Breaking News : je suis féministe et musulmane. Pour moi, c’est important de se définir en tant que telle, car en France, nous pensons encore que c’est contradictoire. Nous en sommes toujours à parler de « la femme musulmane », comme si nous étions un bloc monolithique. Nous sommes constamment niées dans notre diversité.
À travers un féminisme intersectionnel, je lutte contre le sexisme, le racisme, l’islamophobie et tout ce qui nous empêche d’être les femmes que nous voulons devenir.

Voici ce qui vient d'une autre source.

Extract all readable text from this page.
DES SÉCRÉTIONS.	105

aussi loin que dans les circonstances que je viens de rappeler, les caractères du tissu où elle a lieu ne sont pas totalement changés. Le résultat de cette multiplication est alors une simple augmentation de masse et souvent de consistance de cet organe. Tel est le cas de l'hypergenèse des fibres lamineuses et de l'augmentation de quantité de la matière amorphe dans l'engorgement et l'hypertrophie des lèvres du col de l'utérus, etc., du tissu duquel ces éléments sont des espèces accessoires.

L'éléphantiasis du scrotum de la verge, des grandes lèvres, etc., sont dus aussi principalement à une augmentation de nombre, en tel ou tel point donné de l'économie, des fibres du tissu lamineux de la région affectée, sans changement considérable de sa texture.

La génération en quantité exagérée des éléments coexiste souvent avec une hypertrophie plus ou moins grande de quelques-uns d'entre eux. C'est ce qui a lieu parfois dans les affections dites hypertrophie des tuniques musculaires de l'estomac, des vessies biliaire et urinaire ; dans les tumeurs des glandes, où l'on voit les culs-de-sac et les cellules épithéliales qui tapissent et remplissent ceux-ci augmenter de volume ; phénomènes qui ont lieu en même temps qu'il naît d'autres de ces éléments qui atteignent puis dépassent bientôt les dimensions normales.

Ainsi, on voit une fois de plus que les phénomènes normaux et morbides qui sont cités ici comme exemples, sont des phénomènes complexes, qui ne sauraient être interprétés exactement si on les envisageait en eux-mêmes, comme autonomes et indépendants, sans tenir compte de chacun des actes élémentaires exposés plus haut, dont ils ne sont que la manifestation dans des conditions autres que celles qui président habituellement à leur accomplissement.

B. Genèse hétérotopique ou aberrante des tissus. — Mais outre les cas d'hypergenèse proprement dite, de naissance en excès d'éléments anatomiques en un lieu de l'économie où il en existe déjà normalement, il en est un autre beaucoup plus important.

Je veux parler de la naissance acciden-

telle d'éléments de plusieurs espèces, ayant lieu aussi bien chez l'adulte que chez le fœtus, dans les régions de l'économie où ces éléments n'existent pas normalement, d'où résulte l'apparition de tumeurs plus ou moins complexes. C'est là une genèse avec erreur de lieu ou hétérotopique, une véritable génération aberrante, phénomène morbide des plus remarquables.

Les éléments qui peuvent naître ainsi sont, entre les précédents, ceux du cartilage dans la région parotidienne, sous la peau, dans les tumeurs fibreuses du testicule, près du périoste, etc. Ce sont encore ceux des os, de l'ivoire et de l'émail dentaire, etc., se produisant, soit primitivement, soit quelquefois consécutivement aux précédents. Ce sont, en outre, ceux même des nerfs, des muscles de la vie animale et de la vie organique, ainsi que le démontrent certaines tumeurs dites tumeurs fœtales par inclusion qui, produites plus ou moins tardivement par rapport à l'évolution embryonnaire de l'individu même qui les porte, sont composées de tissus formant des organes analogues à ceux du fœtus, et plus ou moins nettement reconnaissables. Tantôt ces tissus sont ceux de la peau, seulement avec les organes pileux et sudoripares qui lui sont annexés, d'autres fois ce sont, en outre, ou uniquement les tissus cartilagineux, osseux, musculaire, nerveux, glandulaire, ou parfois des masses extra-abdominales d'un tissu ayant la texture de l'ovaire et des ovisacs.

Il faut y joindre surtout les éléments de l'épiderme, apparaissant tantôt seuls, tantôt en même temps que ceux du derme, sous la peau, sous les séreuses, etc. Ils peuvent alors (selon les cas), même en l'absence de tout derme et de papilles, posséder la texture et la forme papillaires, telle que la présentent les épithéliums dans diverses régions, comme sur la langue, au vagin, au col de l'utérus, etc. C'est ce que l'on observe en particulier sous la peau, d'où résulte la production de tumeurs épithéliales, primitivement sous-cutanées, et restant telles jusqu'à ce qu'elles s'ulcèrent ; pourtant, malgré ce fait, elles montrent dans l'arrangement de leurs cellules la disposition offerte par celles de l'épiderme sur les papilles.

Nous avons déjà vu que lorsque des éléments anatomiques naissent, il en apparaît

Mon engagement a commencé lorsque j’étais étudiante en Master de Relations internationales à l’IRIS (Institut des relations internationales et stratégiques). J’avais 24 ans. Mon mémoire de fin d’étude portait sur le féminisme islamique et musulman au Maroc. Ma directrice de mémoire m’avait dit :
« Il va falloir que tu choisisses. Soit tu es féministe, soit tu es musulmane. »

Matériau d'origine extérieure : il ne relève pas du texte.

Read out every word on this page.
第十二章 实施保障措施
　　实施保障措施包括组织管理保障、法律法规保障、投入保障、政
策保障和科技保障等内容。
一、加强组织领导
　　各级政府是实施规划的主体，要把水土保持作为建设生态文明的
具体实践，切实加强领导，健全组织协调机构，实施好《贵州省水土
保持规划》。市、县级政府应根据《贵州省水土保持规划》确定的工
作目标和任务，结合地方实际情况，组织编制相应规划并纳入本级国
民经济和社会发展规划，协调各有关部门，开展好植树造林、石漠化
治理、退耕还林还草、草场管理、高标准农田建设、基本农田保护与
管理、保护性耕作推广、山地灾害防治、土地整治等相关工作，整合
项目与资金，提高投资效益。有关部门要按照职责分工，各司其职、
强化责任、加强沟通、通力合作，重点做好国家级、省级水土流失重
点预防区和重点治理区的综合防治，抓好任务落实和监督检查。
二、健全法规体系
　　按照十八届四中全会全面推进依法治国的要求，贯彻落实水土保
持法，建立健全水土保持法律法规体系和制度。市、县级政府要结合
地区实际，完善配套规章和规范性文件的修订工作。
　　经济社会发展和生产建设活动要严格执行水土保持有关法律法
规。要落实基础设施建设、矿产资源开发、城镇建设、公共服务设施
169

Je l’ai vécu comme une véritable violence et comme une humiliation. Cela venait d’une grande féministe. Dans un milieu universitaire qui est censé nous apporter le savoir, on me poussait à avoir honte de qui j’étais. Encore une fois, on me demandait de choisir entre mes différentes identités. Encore une fois, on m’expliquait que ma foi était un frein à mon émancipation. J’en avais marre d’être perçue comme une exception en tant que femme musulmane.
Construire des modèles et déconstruire les clichés.

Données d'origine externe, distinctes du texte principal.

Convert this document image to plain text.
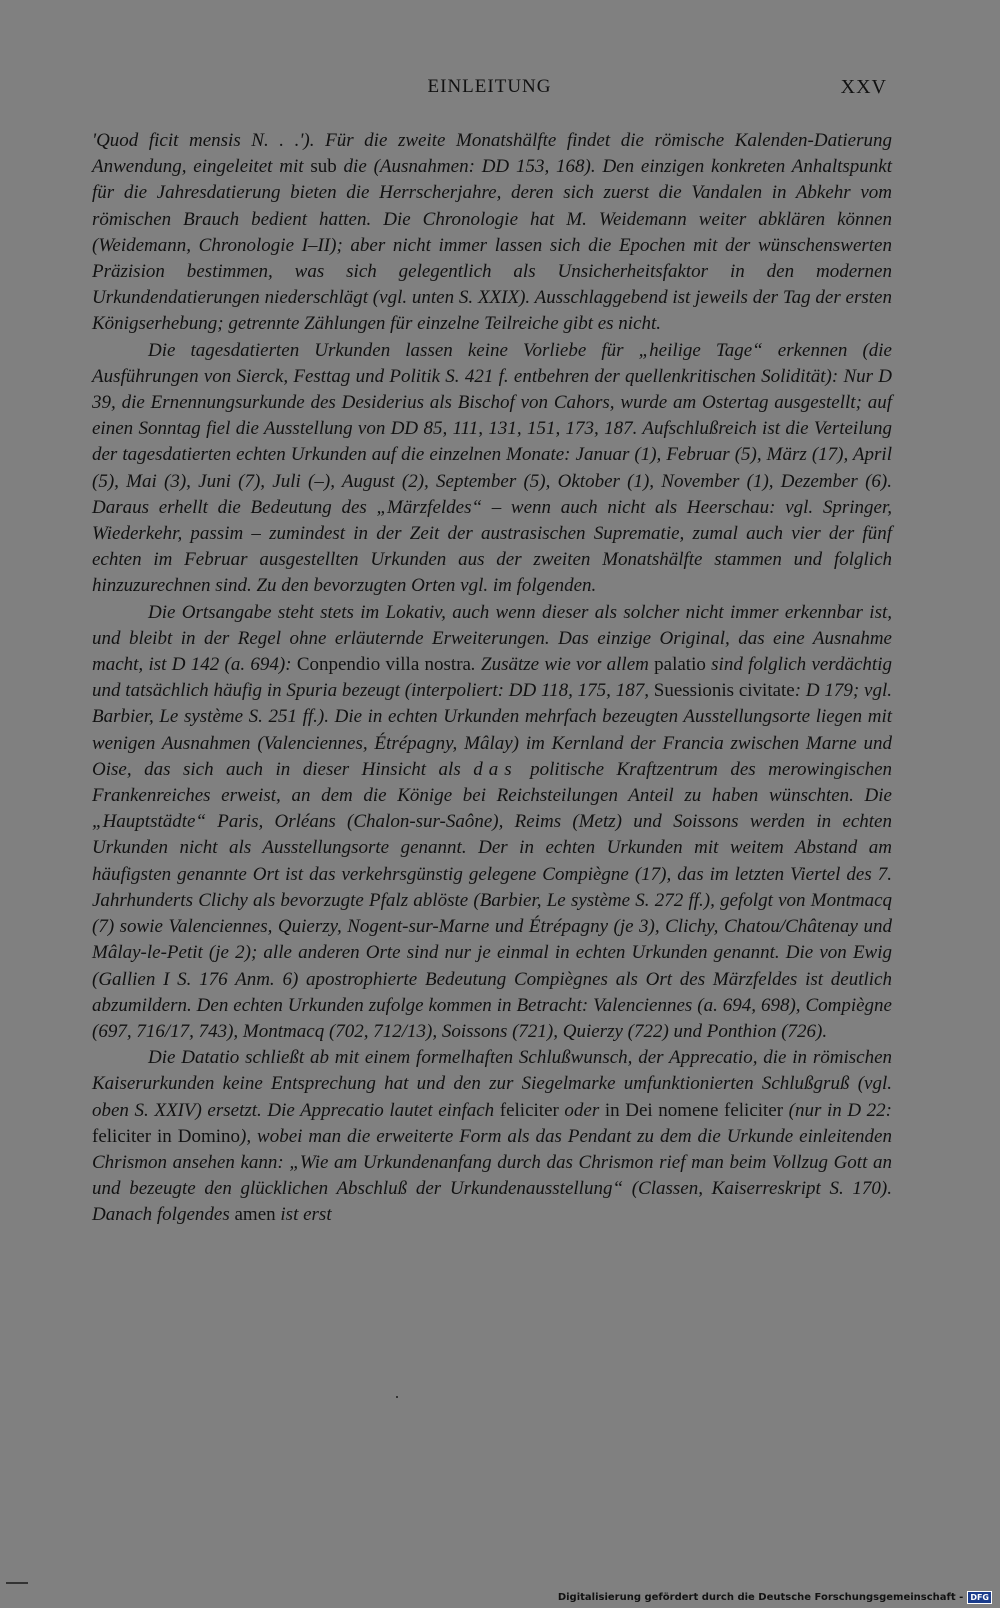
EINLEITUNG	XXV

'Quod ficit mensis N. . .'). Für die zweite Monatshälfte findet die römische Kalenden-Datierung Anwendung, eingeleitet mit sub die (Ausnahmen: DD 153, 168). Den einzigen konkreten Anhaltspunkt für die Jahresdatierung bieten die Herrscherjahre, deren sich zuerst die Vandalen in Abkehr vom römischen Brauch bedient hatten. Die Chronologie hat M. Weidemann weiter abklären können (Weidemann, Chronologie I–II); aber nicht immer lassen sich die Epochen mit der wünschenswerten Präzision bestimmen, was sich gelegentlich als Unsicherheitsfaktor in den modernen Urkundendatierungen niederschlägt (vgl. unten S. XXIX). Ausschlaggebend ist jeweils der Tag der ersten Königserhebung; getrennte Zählungen für einzelne Teilreiche gibt es nicht.

Die tagesdatierten Urkunden lassen keine Vorliebe für „heilige Tage“ erkennen (die Ausführungen von Sierck, Festtag und Politik S. 421 f. entbehren der quellenkritischen Solidität): Nur D 39, die Ernennungsurkunde des Desiderius als Bischof von Cahors, wurde am Ostertag ausgestellt; auf einen Sonntag fiel die Ausstellung von DD 85, 111, 131, 151, 173, 187. Aufschlußreich ist die Verteilung der tagesdatierten echten Urkunden auf die einzelnen Monate: Januar (1), Februar (5), März (17), April (5), Mai (3), Juni (7), Juli (–), August (2), September (5), Oktober (1), November (1), Dezember (6). Daraus erhellt die Bedeutung des „Märzfeldes“ – wenn auch nicht als Heerschau: vgl. Springer, Wiederkehr, passim – zumindest in der Zeit der austrasischen Suprematie, zumal auch vier der fünf echten im Februar ausgestellten Urkunden aus der zweiten Monatshälfte stammen und folglich hinzuzurechnen sind. Zu den bevorzugten Orten vgl. im folgenden.

Die Ortsangabe steht stets im Lokativ, auch wenn dieser als solcher nicht immer erkennbar ist, und bleibt in der Regel ohne erläuternde Erweiterungen. Das einzige Original, das eine Ausnahme macht, ist D 142 (a. 694): Conpendio villa nostra. Zusätze wie vor allem palatio sind folglich verdächtig und tatsächlich häufig in Spuria bezeugt (interpoliert: DD 118, 175, 187, Suessionis civitate: D 179; vgl. Barbier, Le système S. 251 ff.). Die in echten Urkunden mehrfach bezeugten Ausstellungsorte liegen mit wenigen Ausnahmen (Valenciennes, Étrépagny, Mâlay) im Kernland der Francia zwischen Marne und Oise, das sich auch in dieser Hinsicht als das politische Kraftzentrum des merowingischen Frankenreiches erweist, an dem die Könige bei Reichsteilungen Anteil zu haben wünschten. Die „Hauptstädte“ Paris, Orléans (Chalon-sur-Saône), Reims (Metz) und Soissons werden in echten Urkunden nicht als Ausstellungsorte genannt. Der in echten Urkunden mit weitem Abstand am häufigsten genannte Ort ist das verkehrsgünstig gelegene Compiègne (17), das im letzten Viertel des 7. Jahrhunderts Clichy als bevorzugte Pfalz ablöste (Barbier, Le système S. 272 ff.), gefolgt von Montmacq (7) sowie Valenciennes, Quierzy, Nogent-sur-Marne und Étrépagny (je 3), Clichy, Chatou/Châtenay und Mâlay-le-Petit (je 2); alle anderen Orte sind nur je einmal in echten Urkunden genannt. Die von Ewig (Gallien I S. 176 Anm. 6) apostrophierte Bedeutung Compiègnes als Ort des Märzfeldes ist deutlich abzumildern. Den echten Urkunden zufolge kommen in Betracht: Valenciennes (a. 694, 698), Compiègne (697, 716/17, 743), Montmacq (702, 712/13), Soissons (721), Quierzy (722) und Ponthion (726).

Die Datatio schließt ab mit einem formelhaften Schlußwunsch, der Apprecatio, die in römischen Kaiserurkunden keine Entsprechung hat und den zur Siegelmarke umfunktionierten Schlußgruß (vgl. oben S. XXIV) ersetzt. Die Apprecatio lautet einfach feliciter oder in Dei nomene feliciter (nur in D 22: feliciter in Domino), wobei man die erweiterte Form als das Pendant zu dem die Urkunde einleitenden Chrismon ansehen kann: „Wie am Urkundenanfang durch das Chrismon rief man beim Vollzug Gott an und bezeugte den glücklichen Abschluß der Urkundenausstellung“ (Classen, Kaiserreskript S. 170). Danach folgendes amen ist erst

Digitalisierung gefördert durch die Deutsche Forschungsgemeinschaft - DFG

Les femmes musulmanes sont toujours présentées par les médias, les films ou les politiques comme des femmes opprimées sans aucun libre arbitre, et qu’il faudrait forcément sauver. C’est à partir de ce constat que j’ai eu l’idée de fonder le projet documentaire Women SenseTour. Le projet a pris la forme d’un voyage de cinq mois dans cinq pays musulmans (Maroc, Tunisie, Turquie, Iran et Indonésie) pour mettre en lumière ces femmes, dont on ne parle pas, qui allient sereinement leur foi et leur engagement au nom de l’émancipation.
J’ai rencontré 25 femmes de tous horizons, qui vivent en ville ou à la campagne, des femmes intellectuelles ou analphabètes ; certaines portent le voile, d’autres non. Elles œuvrent sur des sujets aussi différents que l’accès à l’éducation des filles en zones rurales, la condition des mères célibataires ou encore la participation des femmes en politique. Je souhaitais des profils très différents pour montrer la diversité de toutes les femmes musulmanes. Parmi elles, il y avaient des féministes islamiques qui font un travail de relecture du Coran et des hadiths, pour montrer qu’il y a une égalité entre les femmes et les hommes dans ces textes.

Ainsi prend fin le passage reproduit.